I scarfed down some hotel breakfast quickly before we headed to our 8:30 train from Enshi City to Chongqing. Our bus ride to the station was short and bittersweet, as we were parting ways with Michael, our steadfast local guide for the last ten days, and our preeminent bus driving, having led us down the windiest of roads safely so far. Michael gave us the farewell gift of a song—a full rendition, a cappella, of the Carpenters’ “Yesterday Once More.” It sunk in that our trip was at that point much closer to ending than beginning.
We managed to stay together as we made it through the train station, where we were lucky enough to have first-class sleepers. They were six to a compartment, three on each side. I got a bottom bunk, away from the rest of the group, thinking I’d be joined but some other passengers.

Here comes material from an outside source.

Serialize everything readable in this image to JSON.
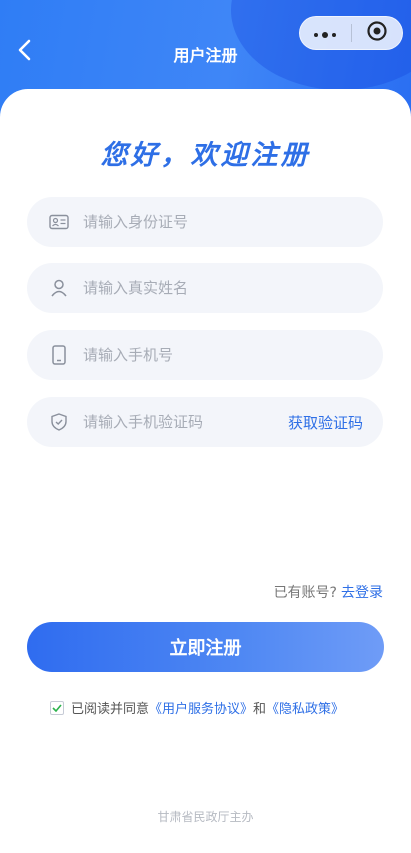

It turned out I had the compartment to myself the whole way. I spent a long time looking at the window. It was one of the clearest days we’d had so far, and incredibly bright and sunny. We passed villages nestled between mountains covered in pines. We’d spend a few minutes in the light, but then plunge back into a tunnel, which would also last minutes at a time, as we passed underneath thousands of tons of rock.

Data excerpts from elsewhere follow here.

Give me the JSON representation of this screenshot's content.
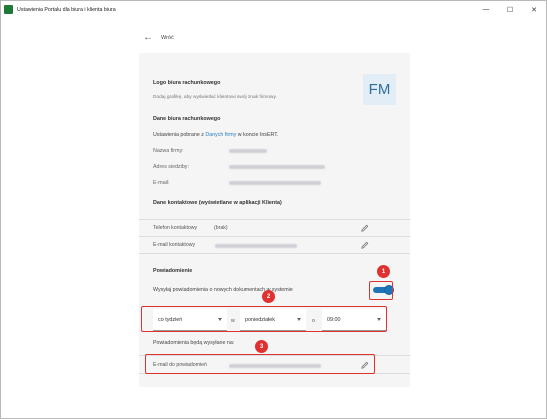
{
  "window": {
    "title": "Ustawienia Portalu dla biura i klienta biura",
    "minimize": "—",
    "maximize": "☐",
    "close": "✕"
  },
  "nav": {
    "back_arrow": "←",
    "back_label": "Wróć"
  },
  "logo": {
    "title": "Logo biura rachunkowego",
    "hint": "Dodaj grafikę, aby wyświetlać klientowi swój znak firmowy.",
    "badge": "FM"
  },
  "company": {
    "title": "Dane biura rachunkowego",
    "info_prefix": "Ustawienia pobrane z ",
    "info_link": "Danych firmy",
    "info_suffix": " w koncie InsERT.",
    "fields": [
      {
        "label": "Nazwa firmy:"
      },
      {
        "label": "Adres siedziby:"
      },
      {
        "label": "E-mail:"
      }
    ]
  },
  "contact": {
    "title": "Dane kontaktowe (wyświetlane w aplikacji Klienta)",
    "rows": [
      {
        "label": "Telefon kontaktowy",
        "value": "(brak)"
      },
      {
        "label": "E-mail kontaktowy",
        "value": ""
      }
    ]
  },
  "notifications": {
    "title": "Powiadomienie",
    "toggle_label": "Wysyłaj powiadomienia o nowych dokumentach w systemie",
    "toggle_on": true,
    "frequency": "co tydzień",
    "sep_w": "w",
    "day": "poniedziałek",
    "sep_o": "o",
    "time": "09:00",
    "sent_to": "Powiadomienia będą wysyłane na:",
    "email_label": "E-mail do powiadomień"
  },
  "annotations": {
    "one": "1",
    "two": "2",
    "three": "3"
  },
  "colors": {
    "accent": "#1f74b8",
    "annotation_red": "#e03131",
    "link": "#2a7dc4"
  }
}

After we arrived, we met our local guide Windy, and went by bus to our lunch spot. Delphi, a Vassar alum of class of ’23, and his friend George, arrived while we were eating. They would show us around the city for the next two days we were there. We all shed layers, as it was beautiful and 70 degrees out. Windy led us to one of the city’s most famous spots, where the mono-rail subway goes through a commercial building. We were dropped off at Liziba Station, right by the bank of the Jialing River, which intersects with the Yangtze in the city center. We walked through the crowd to wait and see the train pass through the buildings, and then reconvened to get on ourselves. We rode to the Zoo stop, where our hotel was just a short walk from, and where the bus was waiting for our luggage.
Students and faculty were given the rest of the afternoon free! Groups splintered off to do as they wished. Many rested, a group went with George who showed them his favorite parts of the city, and some of the older ones, some went to the Zoo (pandas!) and others strolled by themselves, exploring and shopping. I went with a few others in search of a nail salon. At first we had trouble finding it, but we entered through a butcher’s storefront, which led us upstairs to a gigantic indoor shopping mall. We three finished our nail appointment just in time to get to dinner at the Wudu Hotel, kindly organized by Delphi. It was a beautiful meal! There was much toasting, and Delphi explained that that banquet hall was often used by Chinese politicians and diplomats. He said that the hotel likely runs at a loss, but will remain in business because it hosts such clientele. It felt cool, bizarre and uncomfortable all at once to eat in a place like that.
After we finished, George and Delphi took a group of us to Enling Park, where they said we would see one of the best views anywhere of Chongqing. It was free entry, and there were quite a few people in the park, despite it being late. We spent ages up there, marveling at how expansive and beautiful the city looked at night.